Also der Task Manager Screen von dir sieht deshalb so aus, weil Win7 die Last eines Kerns auf alle 4 verteilt. Trotzdem kann es nicht mehr als 25% werden. 

Das mit dem MultiCore und der Zeit hab ich mir so gedacht: 

Jeder Test besitzt 4 Threads, die jeweils den Test für sich ausführen. Dabei wird die benötigte CPU-Zeit für jeden Thread gemessen und der Durchschnitt wird ermittelt. 
Dabei muss man wissen, dass die Punkte meines Benchs so gut wie immer gleich sind, auch wenn du nebenher Prime laufen lässt. Denn wenn man die "Zeit" mit clock() misst, wird nur die Zeit gemessen, die wirklich in diesem Teil gebraucht wurde, nicht die gesamte vergangene zeit, inder der Prozzi womöglich noch einige andere Dinge getan hat. 
So btt.. 
Die reale Zeit wird vom ganzen Test gemessen, ergo also allen 4 Threads. 
Die CPU-zeit wird, vorausgesetzt die Prozzis haben die selbe Architektur + Cache + Takt etc. immer etwa die selbe sein. Egal ob mit 100 oder 1 Kern. Allerdings braucht 1 Kern logischerweise mehr reale Zeit um die 4 Tests zu berechnen als mehrere Kerne. 
Dann werden die Punkte berechnet und der nächste Test steht an. 

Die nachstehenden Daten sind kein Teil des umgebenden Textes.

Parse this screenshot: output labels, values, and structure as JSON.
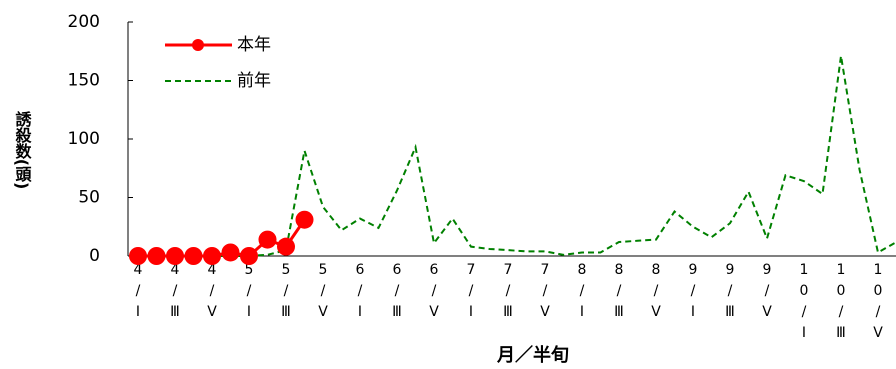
{
  "chart_data": {
    "type": "line",
    "y_label": "誘殺数(頭)",
    "x_label": "月／半旬",
    "categories": [
      "4/Ⅰ",
      null,
      "4/Ⅲ",
      null,
      "4/Ⅴ",
      null,
      "5/Ⅰ",
      null,
      "5/Ⅲ",
      null,
      "5/Ⅴ",
      null,
      "6/Ⅰ",
      null,
      "6/Ⅲ",
      null,
      "6/Ⅴ",
      null,
      "7/Ⅰ",
      null,
      "7/Ⅲ",
      null,
      "7/Ⅴ",
      null,
      "8/Ⅰ",
      null,
      "8/Ⅲ",
      null,
      "8/Ⅴ",
      null,
      "9/Ⅰ",
      null,
      "9/Ⅲ",
      null,
      "9/Ⅴ",
      null,
      "10/Ⅰ",
      null,
      "10/Ⅲ",
      null,
      "10/Ⅴ",
      null
    ],
    "series": [
      {
        "name": "本年",
        "color": "#ff0000",
        "style": "solid",
        "marker": true,
        "values": [
          0,
          0,
          0,
          0,
          0,
          3,
          0,
          14,
          8,
          31,
          null,
          null,
          null,
          null,
          null,
          null,
          null,
          null,
          null,
          null,
          null,
          null,
          null,
          null,
          null,
          null,
          null,
          null,
          null,
          null,
          null,
          null,
          null,
          null,
          null,
          null,
          null,
          null,
          null,
          null,
          null,
          null
        ]
      },
      {
        "name": "前年",
        "color": "#008000",
        "style": "dashed",
        "marker": false,
        "values": [
          0,
          0,
          0,
          0,
          0,
          0,
          0,
          1,
          5,
          90,
          42,
          22,
          32,
          24,
          56,
          93,
          11,
          32,
          8,
          6,
          5,
          4,
          4,
          1,
          3,
          3,
          12,
          13,
          14,
          38,
          25,
          16,
          28,
          55,
          15,
          69,
          64,
          53,
          171,
          74,
          3,
          12
        ]
      }
    ],
    "ylim": [
      0,
      200
    ],
    "yticks": [
      0,
      50,
      100,
      150,
      200
    ],
    "legend": "upper-left"
  }
}
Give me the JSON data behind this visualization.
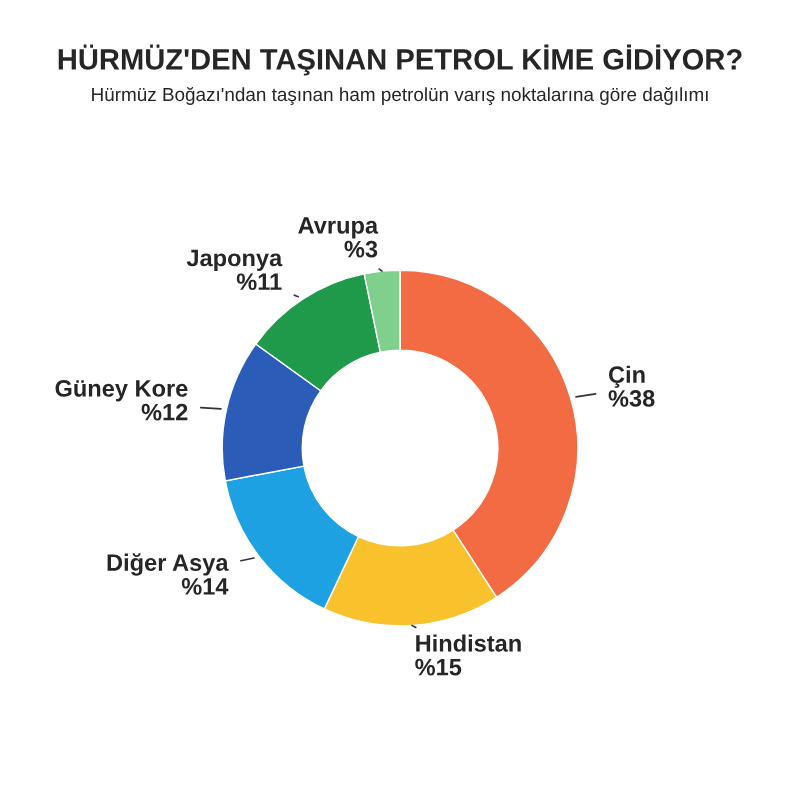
{
  "chart_data": {
    "type": "donut",
    "title": "HÜRMÜZ'DEN TAŞINAN PETROL KİME GİDİYOR?",
    "subtitle": "Hürmüz Boğazı'ndan taşınan ham petrolün varış noktalarına göre dağılımı",
    "categories": [
      "Çin",
      "Hindistan",
      "Diğer Asya",
      "Güney Kore",
      "Japonya",
      "Avrupa"
    ],
    "values": [
      38,
      15,
      14,
      12,
      11,
      3
    ],
    "value_labels": [
      "%38",
      "%15",
      "%14",
      "%12",
      "%11",
      "%3"
    ],
    "colors": [
      "#f26b43",
      "#f9c12b",
      "#1ea1e3",
      "#2b5db8",
      "#1f9a4b",
      "#7fd08c"
    ]
  }
}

Das bedeutet also, dass die Punkte am Ende von der CPU-Zeit und von der realen Zeit abhängen. In meinem Bench bewirkt die MultiCore Unterstützung dann eigentlich nur, dass die CPU-Zeit genauer gemessen wird, da, wie gesagt, ein Durchschnitt berechnet wird.  
Die Zeit gebe ich dann am besten in ms und in Klammern in Sek an. (Natürlich nicht in gerundeten Sek sondern als Kommazahl. 3,65 Sek ist meiner Meinung nach lesbarer bzw. es ist einfacher sich etwas darunter vorzustellen als unter 3650 ms. Aber ich werde ja beides angeben 

So, jetzt mache ich mich ans proggen^^ 

lg


Edit: 

Das mit der Kernzahl eintippen ist ne eigentlich gute Sache, aber wenn man dann mehr Threads startet als der Prozzi Kerne hat bleibt die real benötigte Zeit nicht vergleichbar. 
ggf. werde ich mir mal anschauen, wie man die kernanzahl bestimmen kann und dadurch die Threads starten.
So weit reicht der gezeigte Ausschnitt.